The reason sex complicates things is because in certain situations it is inappropriate. It gives an illusion of feeling when there really wasn’t any to begin with, not the feeling that you were hoping for at least. Women claim that men know how to “detach” themselves from sex; the truth is we never had feelings in the first place. There was no attachment to begin with. You can’t honestly tell me that you “love” a dude after the short period of time it took for him to meet you, get your number, “play the game” and then you two have sex…. If women give sex to get love and men give love to get sex, then we are all misguided. However, according to this statement men have the better idea than women do because love comes before sex.
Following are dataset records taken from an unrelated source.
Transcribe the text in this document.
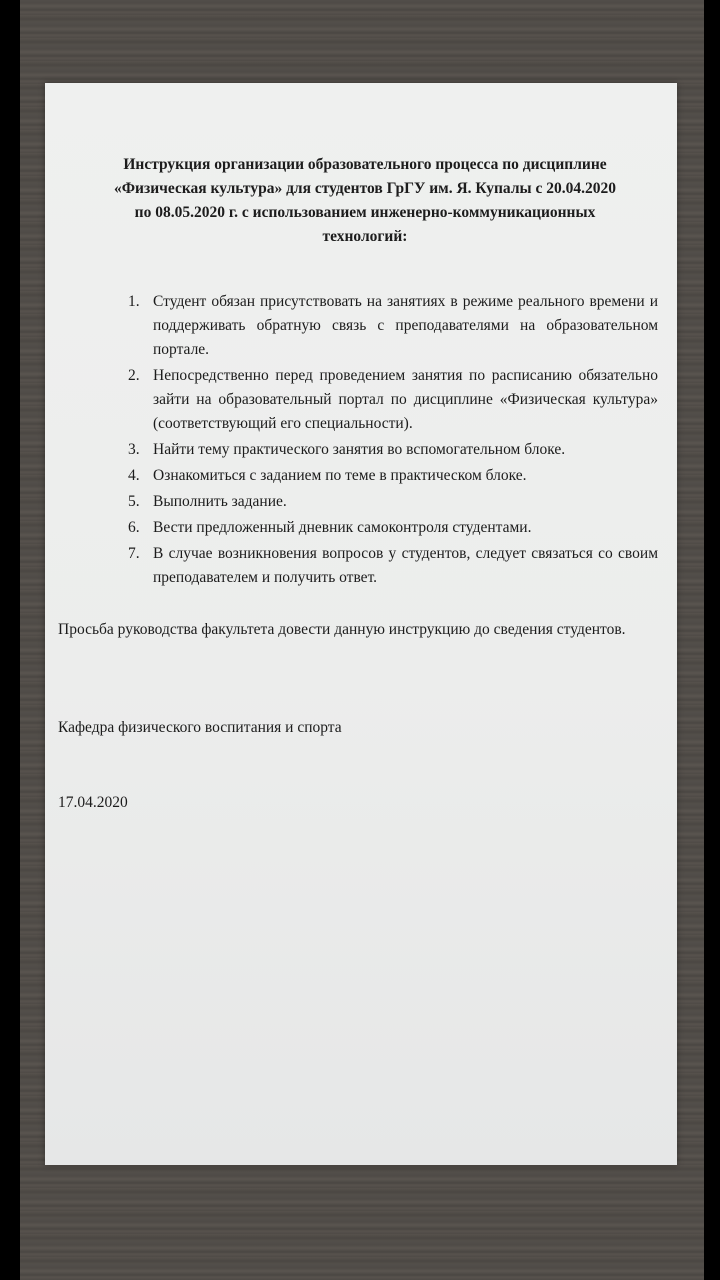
Инструкция организации образовательного процесса по дисциплине
«Физическая культура» для студентов ГрГУ им. Я. Купалы с 20.04.2020
по 08.05.2020 г. с использованием инженерно-коммуникационных
технологий:
1. Студент обязан присутствовать на занятиях в режиме реального времени и поддерживать обратную связь с преподавателями на образовательном портале.
2. Непосредственно перед проведением занятия по расписанию обязательно зайти на образовательный портал по дисциплине «Физическая культура» (соответствующий его специальности).
3. Найти тему практического занятия во вспомогательном блоке.
4. Ознакомиться с заданием по теме в практическом блоке.
5. Выполнить задание.
6. Вести предложенный дневник самоконтроля студентами.
7. В случае возникновения вопросов у студентов, следует связаться со своим преподавателем и получить ответ.
Просьба руководства факультета довести данную инструкцию до сведения студентов.
Кафедра физического воспитания и спорта
17.04.2020
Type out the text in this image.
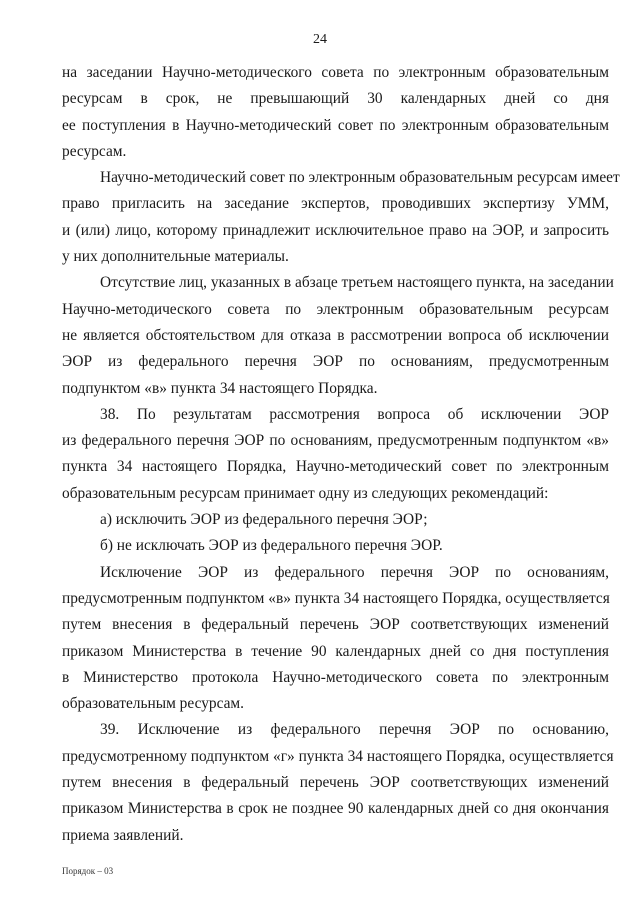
24
на заседании Научно-методического совета по электронным образовательным
ресурсам в срок, не превышающий 30 календарных дней со дня
ее поступления в Научно-методический совет по электронным образовательным
ресурсам.
Научно-методический совет по электронным образовательным ресурсам имеет
право пригласить на заседание экспертов, проводивших экспертизу УММ,
и (или) лицо, которому принадлежит исключительное право на ЭОР, и запросить
у них дополнительные материалы.
Отсутствие лиц, указанных в абзаце третьем настоящего пункта, на заседании
Научно-методического совета по электронным образовательным ресурсам
не является обстоятельством для отказа в рассмотрении вопроса об исключении
ЭОР из федерального перечня ЭОР по основаниям, предусмотренным
подпунктом «в» пункта 34 настоящего Порядка.
38. По результатам рассмотрения вопроса об исключении ЭОР
из федерального перечня ЭОР по основаниям, предусмотренным подпунктом «в»
пункта 34 настоящего Порядка, Научно-методический совет по электронным
образовательным ресурсам принимает одну из следующих рекомендаций:
а) исключить ЭОР из федерального перечня ЭОР;
б) не исключать ЭОР из федерального перечня ЭОР.
Исключение ЭОР из федерального перечня ЭОР по основаниям,
предусмотренным подпунктом «в» пункта 34 настоящего Порядка, осуществляется
путем внесения в федеральный перечень ЭОР соответствующих изменений
приказом Министерства в течение 90 календарных дней со дня поступления
в Министерство протокола Научно-методического совета по электронным
образовательным ресурсам.
39. Исключение из федерального перечня ЭОР по основанию,
предусмотренному подпунктом «г» пункта 34 настоящего Порядка, осуществляется
путем внесения в федеральный перечень ЭОР соответствующих изменений
приказом Министерства в срок не позднее 90 календарных дней со дня окончания
приема заявлений.
Порядок – 03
So, according to the statement, this is the reason why women have so many relationship failures, you are giving the want before the need…This can all lead back to my post  http://ghidorah3.blogspot.com/2011/01/needs-vs-wants.html, we need companionship (love) but we want sex, then we confuse the two. Every sex act has a degree of emotion and affection associated with it. Is sex love? No it’s not. Sex is an act of love. Giving and receiving at a more filthy yet compassionate level. Love can exist without sex and therefore sex can exist without love. What many people (stereotypically women) fail to realize is that sex is an action, and every action has a motive. The motive may or may not include your best interest. Someone having sex with you doesn’t mean that they love you; they may just enjoy sex without caring anything about you.



I’ve seen too many relationships fail because sex was incorporated too early or given more importance than the relationship itself. It makes no sense why sex is so important in a relationship. Why should sex be a means to begin, stay in or end a relationship? Let’s look at this from a logical viewpoint. I’ll give sex an hour out of the day. There are 7 days in a week. So, there are 168 hours in a week and if you have sex every single day, that’s 7 hours a week devoted to sex. You still have 161 hours left to put up with each other (now for the technically picky people, I know that your week is full of activities that take up the remainder of the 161 hours, but let’s just say none of us have jobs or anything else to do). If you find that the only things you enjoy in your relationship are those 7 hours, then something is wrong with you. You are telling me that 7 hours or pleasure are enough to put up with 161 hours of confusion, drama and misery? Give me 161 hours of happiness, understanding and love any time. Those 161 hours are way more important to me than 7 hours of deceit. I don’t ever want to lose sight of real love again. I don’t want to fool myself into making something work when I know that it was never meant to be what it is.